BERF: Das Buch ist zunächst eine Art Prequel zu »Der Morgenstern«, dem vorherigen Buch. Es geht also um die Zerstörung der Natur durch den Menschen, ob nun durch den Klimawandel oder durch Atomkraft. Es ist aber auch die Entwicklungsgeschichte eines jungen Manns, der in den Unterlagen des verstorbenen Vaters russische Briefe findet. Schließlich begibt er sich auf eine Spurensuche. Es ist aber eben auch ein Roman von Knausgård, einem großen Ideenschreiber. Zentral in diesem Roman ist die Überwindung des Todes. Dabei gibt es sehr viele Bezüge zur Sowjetunion, wo man versucht hat, die Frage der Unsterblichkeit mit der Wissenschaft zu lösen. Die Überwindung des Todes im säkularisierten Staat wird auch heute dort noch weiter betrieben.
kultur.west: Wo lässt es sich für Sie eigentlich besser arbeiten: Am Ort der Romane, also in Norwegen, Russland oder Schweden. Oder bei Ihnen zuhause in Köln?

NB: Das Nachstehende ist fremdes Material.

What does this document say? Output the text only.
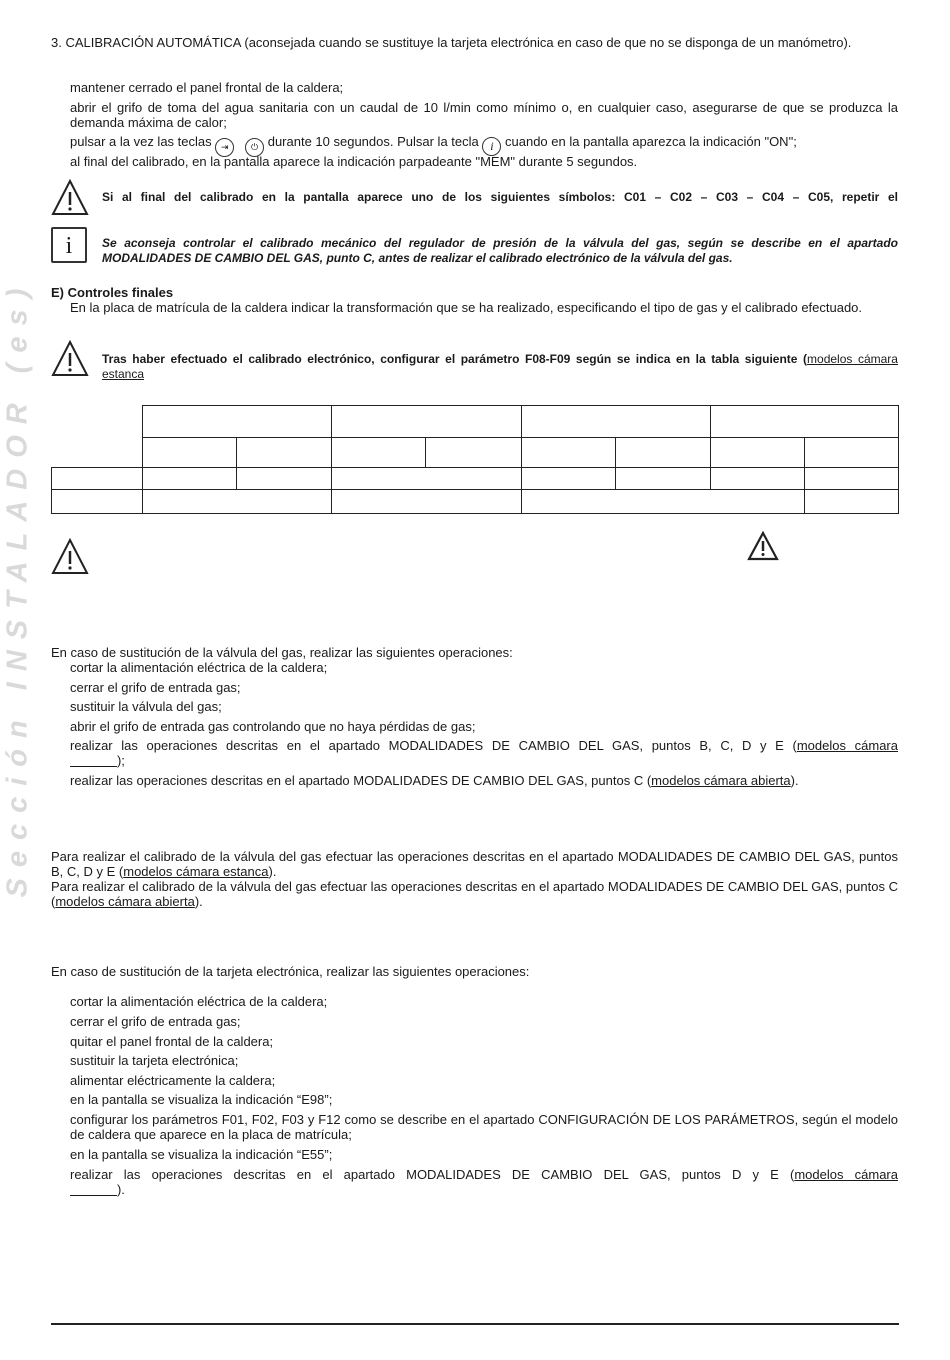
Sección INSTALADOR (es)
3. CALIBRACIÓN AUTOMÁTICA (aconsejada cuando se sustituye la tarjeta electrónica en caso de que no se disponga de un manómetro).
mantener cerrado el panel frontal de la caldera;
abrir el grifo de toma del agua sanitaria con un caudal de 10 l/min como mínimo o, en cualquier caso, asegurarse de que se produzca la demanda máxima de calor;
pulsar a la vez las teclas ⇥	⏻ durante 10 segundos. Pulsar la tecla i cuando en la pantalla aparezca la indicación "ON";
al final del calibrado, en la pantalla aparece la indicación parpadeante "MEM" durante 5 segundos.
Si al final del calibrado en la pantalla aparece uno de los siguientes símbolos: C01 – C02 – C03 – C04 – C05, repetir el
i	Se aconseja controlar el calibrado mecánico del regulador de presión de la válvula del gas, según se describe en el apartado MODALIDADES DE CAMBIO DEL GAS, punto C, antes de realizar el calibrado electrónico de la válvula del gas.
E) Controles finales
En la placa de matrícula de la caldera indicar la transformación que se ha realizado, especificando el tipo de gas y el calibrado efectuado.
Tras haber efectuado el calibrado electrónico, configurar el parámetro F08-F09 según se indica en la tabla siguiente (modelos cámara estanca

En caso de sustitución de la válvula del gas, realizar las siguientes operaciones:
cortar la alimentación eléctrica de la caldera;
cerrar el grifo de entrada gas;
sustituir la válvula del gas;
abrir el grifo de entrada gas controlando que no haya pérdidas de gas;
realizar las operaciones descritas en el apartado MODALIDADES DE CAMBIO DEL GAS, puntos B, C, D y E (modelos cámara
);
realizar las operaciones descritas en el apartado MODALIDADES DE CAMBIO DEL GAS, puntos C (modelos cámara abierta).
Para realizar el calibrado de la válvula del gas efectuar las operaciones descritas en el apartado MODALIDADES DE CAMBIO DEL GAS, puntos B, C, D y E (modelos cámara estanca).
Para realizar el calibrado de la válvula del gas efectuar las operaciones descritas en el apartado MODALIDADES DE CAMBIO DEL GAS, puntos C (modelos cámara abierta).
En caso de sustitución de la tarjeta electrónica, realizar las siguientes operaciones:
cortar la alimentación eléctrica de la caldera;
cerrar el grifo de entrada gas;
quitar el panel frontal de la caldera;
sustituir la tarjeta electrónica;
alimentar eléctricamente la caldera;
en la pantalla se visualiza la indicación “E98”;
configurar los parámetros F01, F02, F03 y F12 como se describe en el apartado CONFIGURACIÓN DE LOS PARÁMETROS, según el modelo de caldera que aparece en la placa de matrícula;
en la pantalla se visualiza la indicación “E55”;
realizar las operaciones descritas en el apartado MODALIDADES DE CAMBIO DEL GAS, puntos D y E (modelos cámara
).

BERF: Tatsächlich hier in Köln. Ich brauche meine Muttersprache um mich herum, damit ich den Bezug zu ihr nicht verliere. Sprache ist etwas sehr Dynamisches. Wenn ich diesen Kontakt nicht hätte, würde die deutsche Sprache bei mir stehen bleiben. Andererseits brauche ich natürlich auch den Kontakt nach Schweden, da sich dort die Sprache auch verändert. Knausgård ist tatsächlich so ein seltsamer Fall, da er bereits seit über 30 Jahren im Ausland lebt und sein Norwegisch inzwischen auch etwas Klassisches besitzt.
kultur.west: Sie sind auch im Verein »Literaturszene Köln« aktiv. Wofür setzen Sie sich dort ein?

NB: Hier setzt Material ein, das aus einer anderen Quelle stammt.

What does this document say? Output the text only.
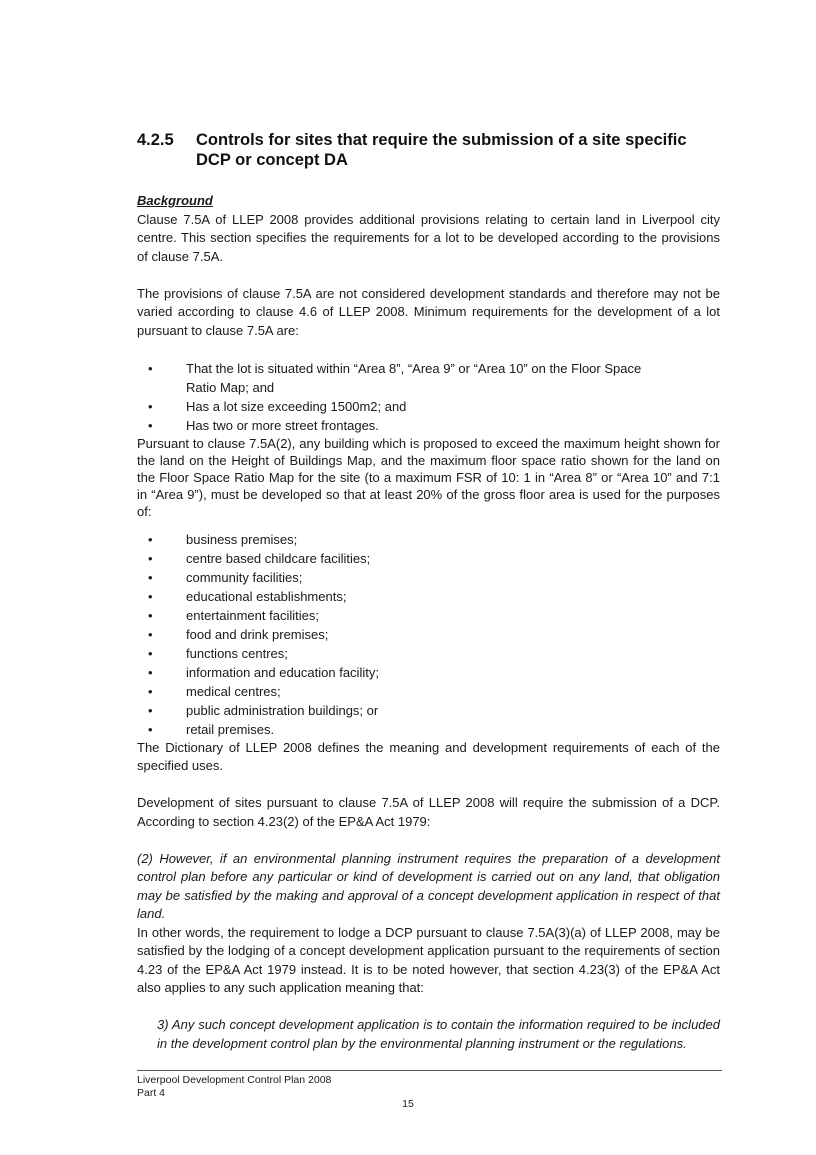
4.2.5	Controls for sites that require the submission of a site specific DCP or concept DA
Background

Clause 7.5A of LLEP 2008 provides additional provisions relating to certain land in Liverpool city centre. This section specifies the requirements for a lot to be developed according to the provisions of clause 7.5A.

The provisions of clause 7.5A are not considered development standards and therefore may not be varied according to clause 4.6 of LLEP 2008. Minimum requirements for the development of a lot pursuant to clause 7.5A are:

•	That the lot is situated within “Area 8”, “Area 9” or “Area 10” on the Floor Space Ratio Map; and
•	Has a lot size exceeding 1500m2; and
•	Has two or more street frontages.

Pursuant to clause 7.5A(2), any building which is proposed to exceed the maximum height shown for the land on the Height of Buildings Map, and the maximum floor space ratio shown for the land on the Floor Space Ratio Map for the site (to a maximum FSR of 10: 1 in “Area 8” or “Area 10” and 7:1 in “Area 9”), must be developed so that at least 20% of the gross floor area is used for the purposes of:

•	business premises;
•	centre based childcare facilities;
•	community facilities;
•	educational establishments;
•	entertainment facilities;
•	food and drink premises;
•	functions centres;
•	information and education facility;
•	medical centres;
•	public administration buildings; or
•	retail premises.

The Dictionary of LLEP 2008 defines the meaning and development requirements of each of the specified uses.

Development of sites pursuant to clause 7.5A of LLEP 2008 will require the submission of a DCP. According to section 4.23(2) of the EP&A Act 1979:

(2) However, if an environmental planning instrument requires the preparation of a development control plan before any particular or kind of development is carried out on any land, that obligation may be satisfied by the making and approval of a concept development application in respect of that land.

In other words, the requirement to lodge a DCP pursuant to clause 7.5A(3)(a) of LLEP 2008, may be satisfied by the lodging of a concept development application pursuant to the requirements of section 4.23 of the EP&A Act 1979 instead. It is to be noted however, that section 4.23(3) of the EP&A Act also applies to any such application meaning that:

3) Any such concept development application is to contain the information required to be included in the development control plan by the environmental planning instrument or the regulations.

Liverpool Development Control Plan 2008
Part 4
15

BERF: Die Literaturszene Köln wurde vor ein paar Jahren gegründet, weil die Literatur im Gegensatz zu anderen Kunstsparten in Köln, auch objektiv, einfach unterrepräsentiert ist. Wir wollten einen Verein gründen, in dem verschiedene Sparten, die mit Literatur zu tun haben, sich zusammentun. Seitdem machen wir Veranstaltungen wie die Kölner Literaturnacht oder den Tag der Kinder- und Jugendliteratur, um die lokale Szene der Literaturveranstalter*innen zu stärken.
kultur.west: Apropos Literatur – wollten Sie eigentlich je selbst Schriftsteller werden?
BERF: Nicht, nachdem ich mit 14 Jahren beim Schreiben meines ersten Romans gescheitert bin: Nein, absolut nicht. Ich schreibe überhaupt nicht gerne, das ist eine Qual für mich. Ich übersetze sehr gerne, aber das ist eben, wie ein Pianist ein Musikstück aufführt und interpretiert, er komponiert auch keine eigenen Stücke. Ich bin Kunst-Handwerker.
Zum Autor
Der Norweger Karl Ove Knausgård, der heute in London lebt, erlangte mit seinem Romanzyklus »Min Kamp« internationale Berühmtheit. In diesem beschreibt er auf über 4500 Seiten sein eigenes Leben, die schwierige Beziehung zu seinem Vater und seine Ideen des Lebens und Sterbens. Der erste Band wurde in Norwegen kontrovers besprochen, zum Buch des Jahres gewählt und mit dem Brageprisen, dem wichtigsten norwegischen Literaturpreis, ausgezeichnet. Am 15. Februar erscheint der zweite Band seines aktuellen Romanprojekts »Die Wölfe aus dem Wald der Einsamkeit« (bei Luchterhand).
Zum Übersetzer
Paul Berf kam 1963 in Frechen zur Welt und lebt in Köln. Nach dem Studium der Skandinavistik an der Universität zu Köln und in Uppsala, arbeitete er zunächst wissenschaftlich. Neben Karl Ove Knausgård übersetzt er auch Håkan Nesser oder Aris Fioretos. 2005 wurde er mit dem Übersetzerpreis der Schwedischen Akademie ausgezeichnet. Für seine Übersetzungen Karl Ove Knausgårds erhielt er 2014 den Jane-Scatcherd-Preis.